OJK Menyantap, pengembangan PFII sebagai pusat finansial Global perlu tetap dilaksanakan dalam kerangka menjaga stabilitas sistem keuangan nasional.

Oleh karena itu, ujar Dian, kegiatan jasa keuangan di Daerah PFII harus tetap berorientasi pada aktivitas keuangan Global dan Bukan menjadi kompetitor bagi sektor jasa keuangan domestik.

Lebih lanjut, ketika menjawab pertanyaan wartawan usai RDPU, Dian menjelaskan Restriksi tersebut merupakan praktik yang lazim diterapkan di berbagai pusat keuangan Global.

Menurutnya, pelaku usaha di PFII Bukan Sepatutnya menghimpun Anggaran dari masyarakat di luar kawasan PFII dalam Daerah NKRI karena hal tersebut berpotensi mengalihkan Anggaran dari sektor jasa keuangan domestik ke PFII. Risiko tersebut dinilai semakin besar apabila PFII menawarkan Bonus seperti fasilitas perpajakan.

“Apalagi prinsip yang akan kita Mengenakan adalah out-in. Dalam pengertian, kita menarik Anggaran masuk ke dalam, kemudian Anggaran ini dipakai pembiayaan pembangunan di kita,” Terang Dian.

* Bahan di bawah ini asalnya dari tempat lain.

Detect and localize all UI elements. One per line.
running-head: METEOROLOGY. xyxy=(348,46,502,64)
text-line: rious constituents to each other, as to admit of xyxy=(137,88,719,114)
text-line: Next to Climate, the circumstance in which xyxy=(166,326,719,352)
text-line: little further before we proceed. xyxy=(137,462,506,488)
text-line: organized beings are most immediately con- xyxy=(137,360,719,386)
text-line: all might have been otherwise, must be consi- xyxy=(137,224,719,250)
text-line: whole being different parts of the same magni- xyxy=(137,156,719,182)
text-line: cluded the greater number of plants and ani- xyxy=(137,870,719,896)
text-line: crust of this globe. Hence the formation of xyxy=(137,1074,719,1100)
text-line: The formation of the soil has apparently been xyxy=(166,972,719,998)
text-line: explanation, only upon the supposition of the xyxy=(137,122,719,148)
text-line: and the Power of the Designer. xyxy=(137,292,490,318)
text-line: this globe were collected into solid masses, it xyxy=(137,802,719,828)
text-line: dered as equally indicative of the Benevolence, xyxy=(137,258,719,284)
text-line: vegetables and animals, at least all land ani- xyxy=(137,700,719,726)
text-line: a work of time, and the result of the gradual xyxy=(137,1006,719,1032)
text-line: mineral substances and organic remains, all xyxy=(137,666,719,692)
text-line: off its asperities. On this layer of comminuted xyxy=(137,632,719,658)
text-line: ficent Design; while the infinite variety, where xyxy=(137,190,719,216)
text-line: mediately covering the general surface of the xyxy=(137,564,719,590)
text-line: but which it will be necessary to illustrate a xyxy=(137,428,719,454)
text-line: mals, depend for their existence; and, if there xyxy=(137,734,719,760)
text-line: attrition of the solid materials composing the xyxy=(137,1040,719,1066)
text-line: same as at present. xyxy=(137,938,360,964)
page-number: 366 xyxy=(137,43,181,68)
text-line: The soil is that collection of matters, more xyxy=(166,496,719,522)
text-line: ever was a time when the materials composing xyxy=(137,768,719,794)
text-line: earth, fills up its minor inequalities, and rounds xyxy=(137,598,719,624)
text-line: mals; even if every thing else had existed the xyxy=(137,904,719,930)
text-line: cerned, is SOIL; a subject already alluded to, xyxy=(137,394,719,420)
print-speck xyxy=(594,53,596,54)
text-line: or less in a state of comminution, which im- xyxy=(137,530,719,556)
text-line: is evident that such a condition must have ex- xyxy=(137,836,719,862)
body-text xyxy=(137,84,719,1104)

Pada kesempatan yang sama dalam RDPU, Bank Indonesia (BI) mengusulkan kejelasan pengaturan terkait tiga aspek sistem pembayaran, yakni penggunaan valuta asing (valas), penggunaan infrastruktur sistem pembayaran, dan pembawaan Dana kertas asing (UKA).

“Usulan ini diajukan Buat stabilitas penguatan operasionalitas PFII supaya tetap berdaya saing tinggi dengan tetap menjaga sistem pembayaran Indonesia,” kata Kepala Departemen Hukum BI Rika S. Dewi.

Terkait penggunaan valas, BI mendukung pengaturan bahwa penggunaan valas Buat transaksi di PFII dibatasi hanya Buat kegiatan usaha yang dilakukan di Daerah PFII.

Selain itu, BI juga mendukung pengaturan yang melarang pelaku usaha di PFII menghimpun Anggaran dari NKRI serta melakukan transaksi dengan pasar domestik, konsumen, atau nasabah ritel di luar PFII.

“Pengaturan ini dalam rangka mendukung Penyelenggaraan tugas BI dan dalam rangka menjaga stabilitas nilai Ubah rupiah serta otoritas sektor keuangan dalam menjaga sistem keuangan,” Terang Rika.

BI juga mengusulkan agar Rancangan Undang-Undang (RUU) PFII memberikan kejelasan mengenai penggunaan infrastruktur sistem pembayaran, termasuk apakah PFII akan memanfaatkan infrastruktur yang telah Eksis atau membangun sistem tersendiri.

Adapun terkait pembawaan Dana kertas asing, BI menyatakan bahwa sepanjang pembawaan Dana kertas asing dari luar Daerah Indonesia ke PFII atau sebaliknya dilakukan melalui pelabuhan atau bandar udara di Daerah Indonesia, maka ketentuannya tetap mengikuti hukum Indonesia.